Carnival is a season of festivity in the Western culture.  It takes place just prior to Lent which is a religious occasion in liturgical calendar. They generally take place in the month of February or in the beginning of March.

Historically this period is called Shrovetide or Pre-lent. Carnivals are public gatherings which include parades, masquerades and street fairs. It’s generally a colorful and exotic affair.

During this time people are in a mood to have fun. They often dress up in various types of costumes and wear masks to leave behind their day to day identity and just celebrate. People are seen to consume excessive meat, alcohol and other foods during the period of carnival. It also includes mocking of government authorities, food fights and other such mock battles. 

The word Carnival is typically used in the areas having a large number of Catholic people. However in Philippines, after the putting an official end to Manila Carnival in the year of 1931, Carnival is no longer celebrated. This festivity is also called Fastelavn in Lutheran countries. Areas having higher concentration of Methodist and Anglicans, pre-Lenten celebrations are observed on the Shrove Tuesday.

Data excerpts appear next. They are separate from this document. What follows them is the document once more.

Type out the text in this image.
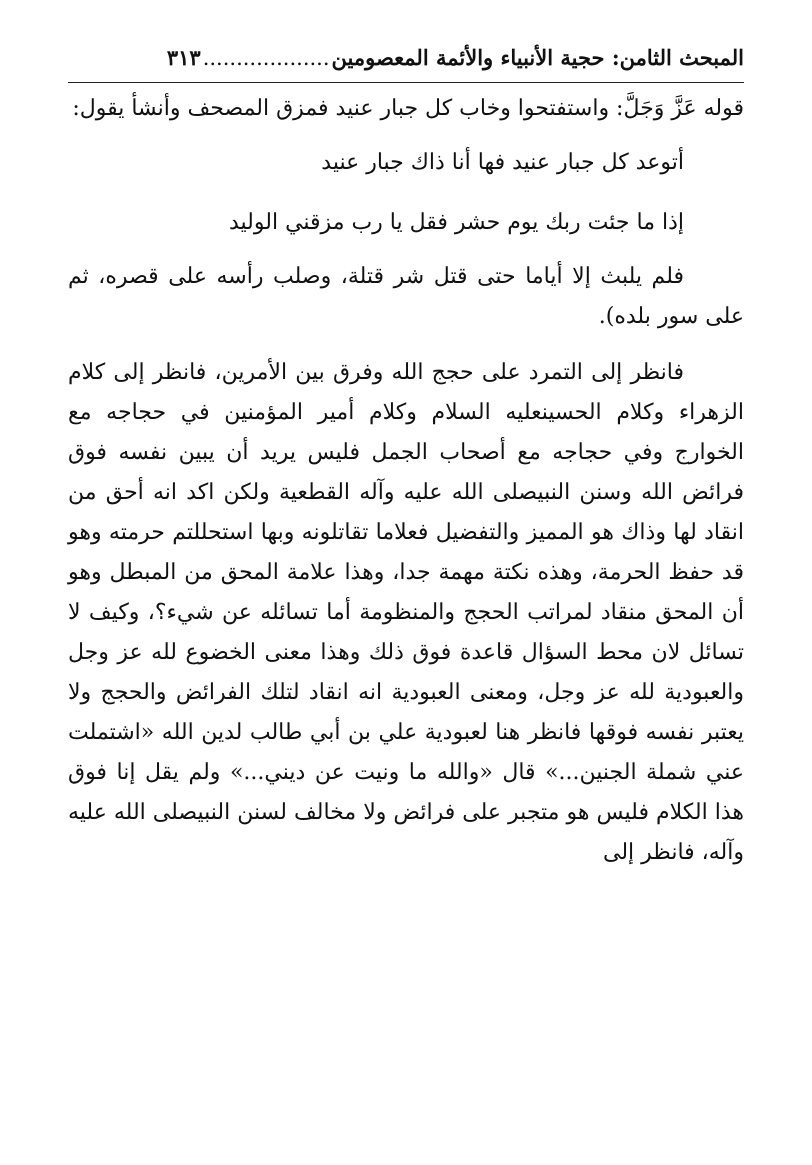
المبحث الثامن: حجية الأنبياء والأئمة المعصومين
...................
٣١٣

قوله عَزَّ وَجَلَّ: واستفتحوا وخاب كل جبار عنيد فمزق المصحف وأنشأ يقول:

أتوعد كل جبار عنيد فها أنا ذاك جبار عنيد

إذا ما جئت ربك يوم حشر فقل يا رب مزقني الوليد

فلم يلبث إلا أياما حتى قتل شر قتلة، وصلب رأسه على قصره، ثم على سور بلده).

فانظر إلى التمرد على حجج الله وفرق بين الأمرين، فانظر إلى كلام الزهراء وكلام الحسينعليه السلام وكلام أمير المؤمنين في حجاجه مع الخوارج وفي حجاجه مع أصحاب الجمل فليس يريد أن يبين نفسه فوق فرائض الله وسنن النبيصلى الله عليه وآله القطعية ولكن اكد انه أحق من انقاد لها وذاك هو المميز والتفضيل فعلاما تقاتلونه وبها استحللتم حرمته وهو قد حفظ الحرمة، وهذه نكتة مهمة جدا، وهذا علامة المحق من المبطل وهو أن المحق منقاد لمراتب الحجج والمنظومة أما تسائله عن شيء؟، وكيف لا تسائل لان محط السؤال قاعدة فوق ذلك وهذا معنى الخضوع لله عز وجل والعبودية لله عز وجل، ومعنى العبودية انه انقاد لتلك الفرائض والحجج ولا يعتبر نفسه فوقها فانظر هنا لعبودية علي بن أبي طالب لدين الله «اشتملت عني شملة الجنين...» قال «والله ما ونيت عن ديني...» ولم يقل إنا فوق هذا الكلام فليس هو متجبر على فرائض ولا مخالف لسنن النبيصلى الله عليه وآله، فانظر إلى
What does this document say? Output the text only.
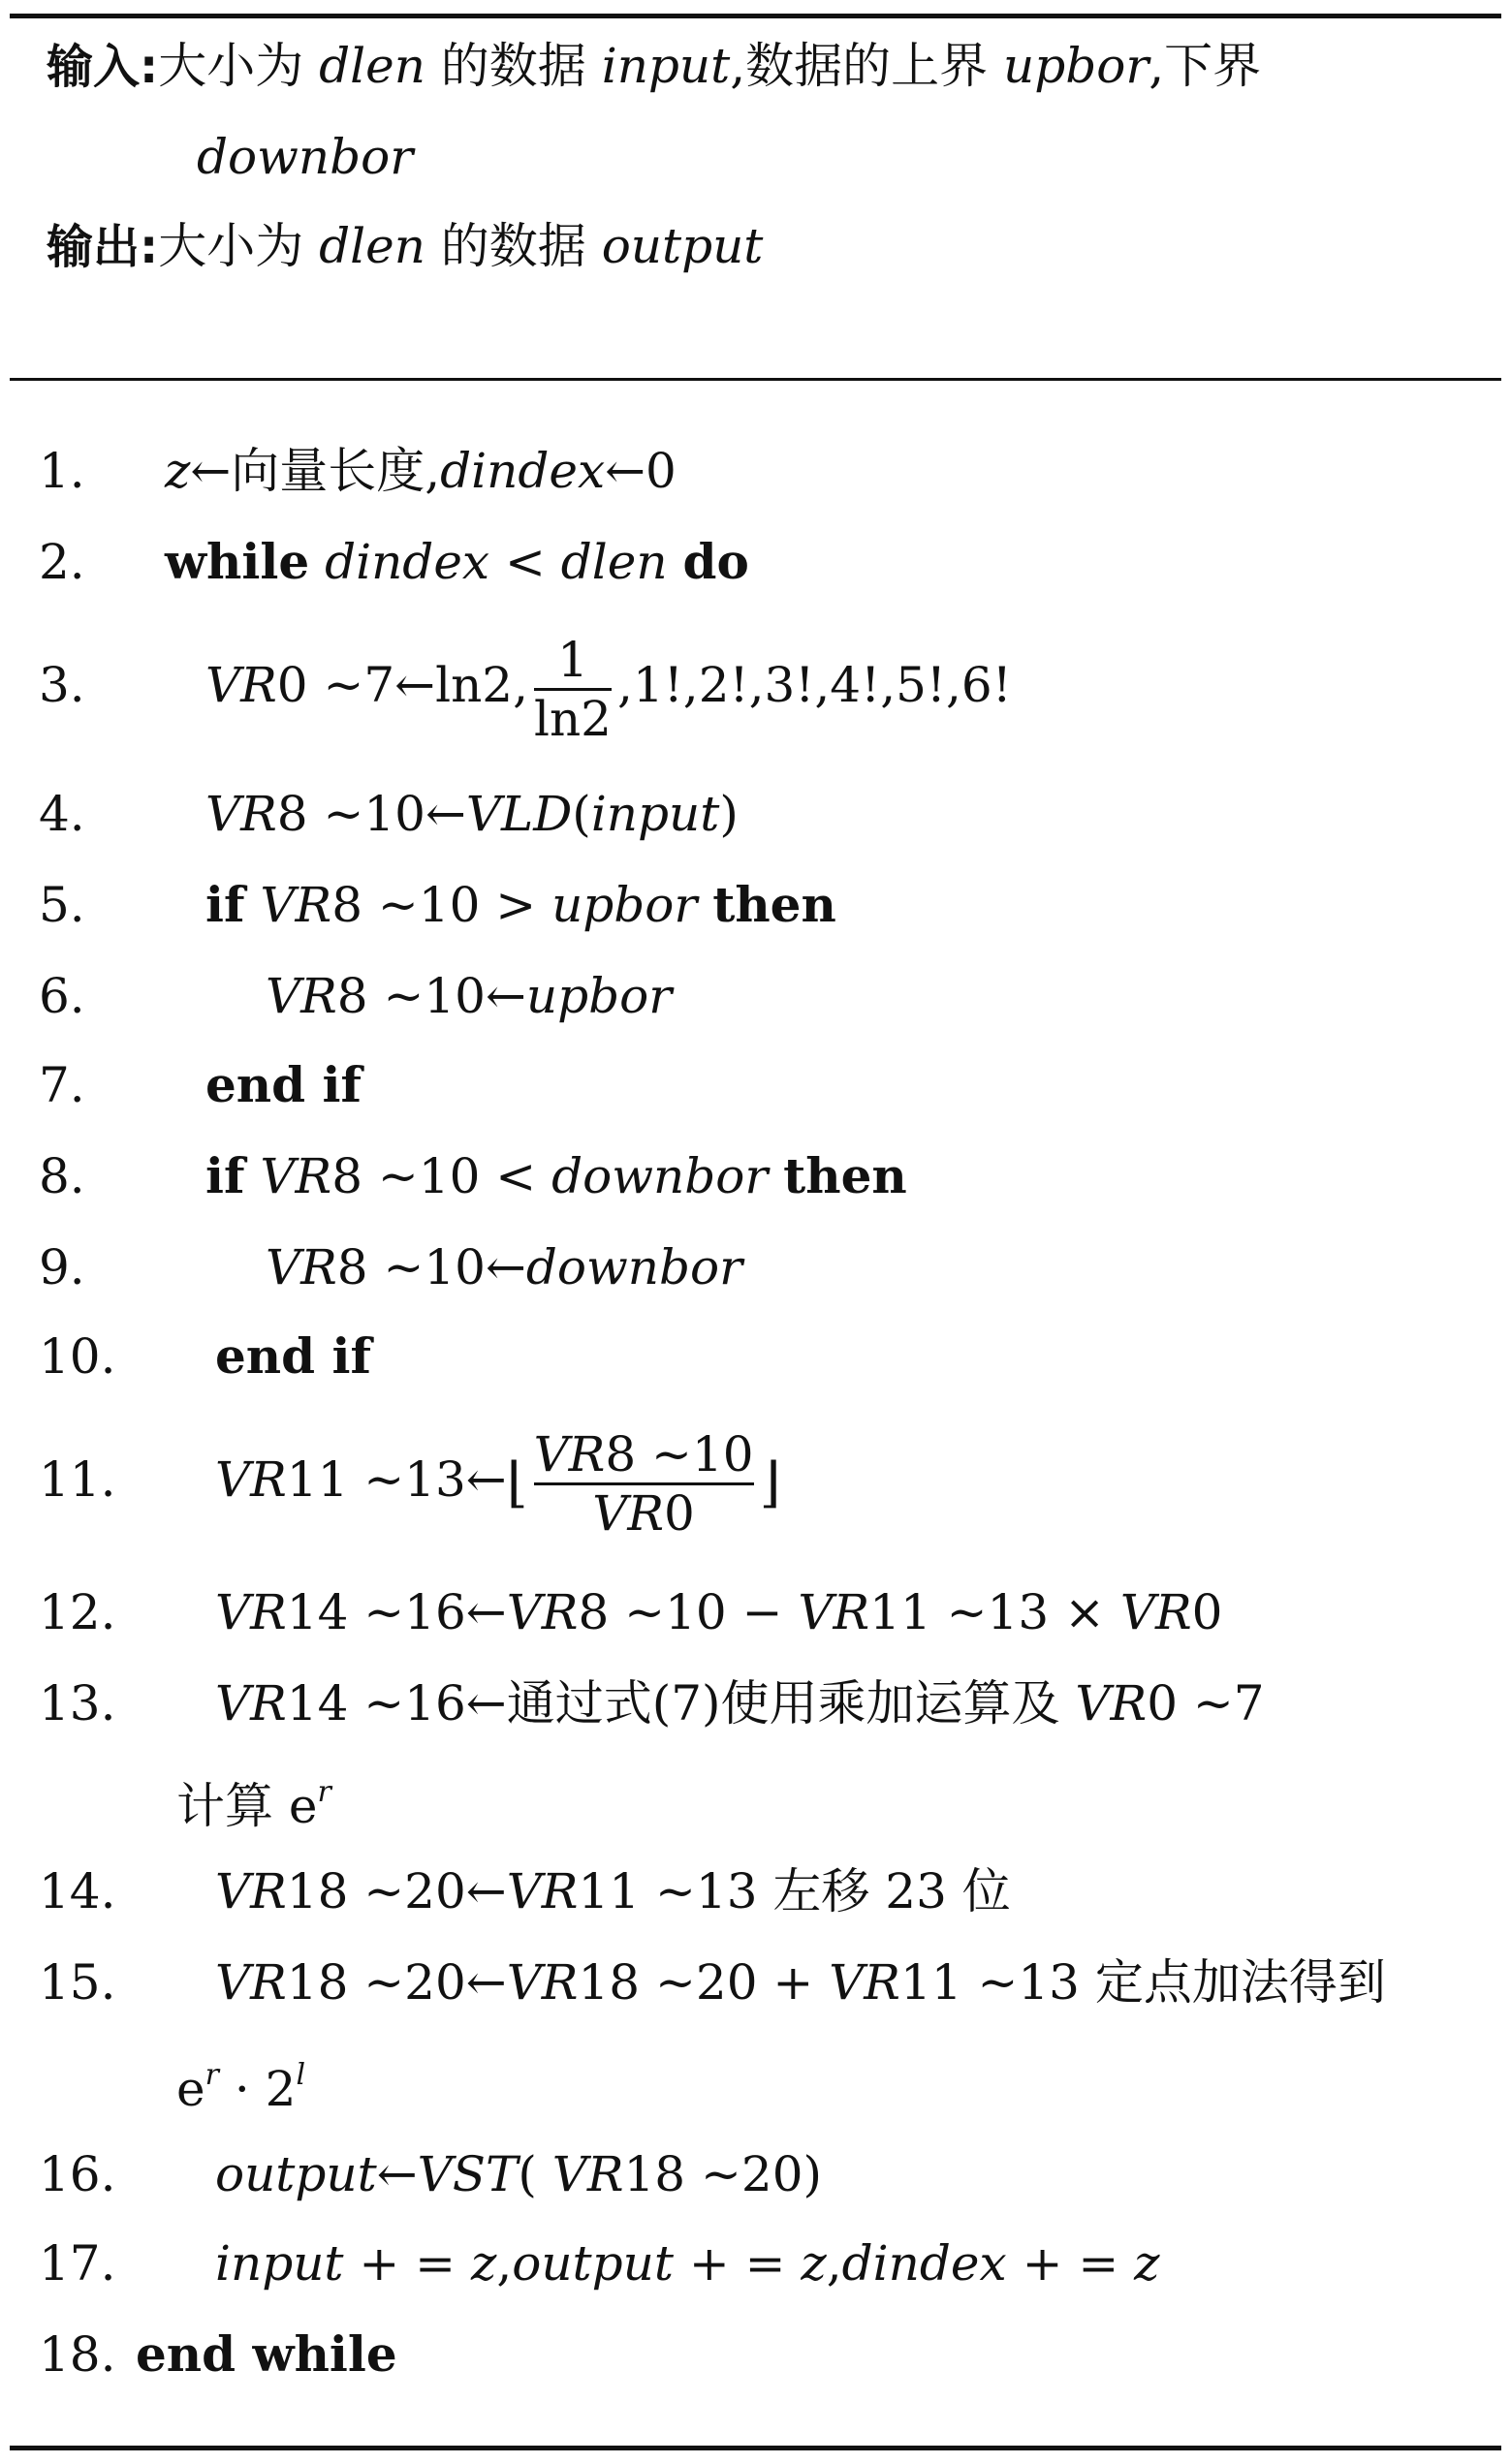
输入:大小为 dlen 的数据 input,数据的上界 upbor,下界
downbor
输出:大小为 dlen 的数据 output
1. z←向量长度,dindex←0
2. while dindex < dlen do
3. VR0 ~7←ln2, $\frac{1}{\ln 2} ,1!,2!,3!,4!,5!,6$!
4. VR8 ~10←VLD(input)
5. if VR8 ~10 > upbor then
6.	VR8 ~10←upbor
7. end if
8. if VR8 ~10 < downbor then
9.	VR8 ~10←downbor
10. end if
11. VR11 ~13←⌊ $\frac{VR8 \sim 10}{VR0}$ ⌋
12. VR14 ~16←VR8 ~10 − VR11 ~13 × VR0
13. VR14 ~16←通过式(7)使用乘加运算及 VR0 ~7
计算 $e^r$
14. VR18 ~20←VR11 ~13 左移 23 位
15. VR18 ~20←VR18 ~20 + VR11 ~13 定点加法得到
$e^r \cdot 2^l$
16. output←VST( VR18 ~20)
17. input + = z,output + = z,dindex + = z
18. end while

In Netherlands and some parts of Europe, the season of carnival typically begins on 11/11 and even at 11:11 a.m. sometimes. The world’s largest carnival is considered to be the one held in Rio de Janeiro. Almost two million participants take part in this event every year.  It made a world record of having 400,000 visitors in the year 2004.

Etymology of Carnival

The word Carnival is also called Carnaval in Latin and used in places where French, Spanish, German, Portuguese and Dutch are spoken. In Italian speaking regions it is also called Carnevale.  The word has originated from Italian words “Carne” which means meat or “Carrus” which means car. Some people however believe that the word comes from the Latin phrase carne vale which means farewell to flesh or meat. While others argue that it has originated from the Italian expression carne levare which means removing meat.  Some also say that Carnival has come from the festival name Navigium Isidis which is a Roman name. The reason behind such belief is many traditions of this festival are observed in today’s Carnivals.


Traditionally in carnivals reversal of social roles are observed and rules and regulations are suspended. Moreover the ways in which a person is expected to behave is also suspended and the norms he is expected to abide by are dissolved. Carnival thus follows reversal ritual. Just like warm summer drives away the hardships of winter, Carnival is also believed to be the transition from a period of darkness to sunshine. Carnival celebrates the summer over winter and it celebrates fertility. The carnival feast was traditionally the very last chance to eat before the end of winter during which the problem of food shortage would creep in. During this time all the remaining meat, butter, lard and other foods stored for winter would be consumed as they would soon decay and become inedible. All the stored foods would be eaten to ensure that all people are well fed so that they can survive till spring when food stock would be renewed again. For various tribes in Europe, carnival is the celebration of the return of the warm sunshine after a period of dark winter. During the celebration people would carry around the figure of the goddess of fertility, Nerthus, in a procession on a ship having wheels.  The procession typically had men dressed as women and disguised as animals. It is believed that the carnival has originated from the period before Lent when the whole community would consume alcohol and meat in large quantities and it would turn into a gala feast. Just like the Christian festivals are sanctioned by the church, the carnival was introduced and made popular by the folk culture.

Carnivals across the world

  • Carnival in Rio de Janeiro, Brazil: This carnival takes place in the month of February approximately forty days before Easter. A crowd of around two million people come out on the street each day of the carnival to watch performances put forward by three hundred street bands and two hundred samba schools. It is a four day ceremony that takes place from Saturday to Tuesday.

  • Carnival in Notting Hill, London, United Kingdom: Takes place on the last Sunday and Monday in the month of August. Around 50,000 performers perform and a crowd of one million people turn up to watch it. Static music systems are installed along the route of parade and the food stalls sells delicious Caribbean foods.

  • Mardi gras, New Orleans, United States of America: It takes place on the day prior to Ash Wednesday. A huge crowd gathers to The Big Easy every year. The carnival starts on the 6th of January and takes up full speed on the midnight on the day just before Ash Wednesday.

  • Santa Cruz de Tenerife Carnaval, Santa Cruz de Tenerife, Tenerife: It takes place on the week before the Ash Wednesday. Hundreds of bands and music groups perform during this. Main parade takes place on Tuesday that comes before the Ash Wednesday. The day prior to this is dedicated to feasting. Dance performances are also a part of this festivity.

  • Carnevale di Venezia, Venice, Italy:  It takes place two weeks before the arrival of Ash Wednesday. Thousands and thousands of people turn up for this twenty day event. The main attraction is the masquerade where people wear masks with exotic costumes.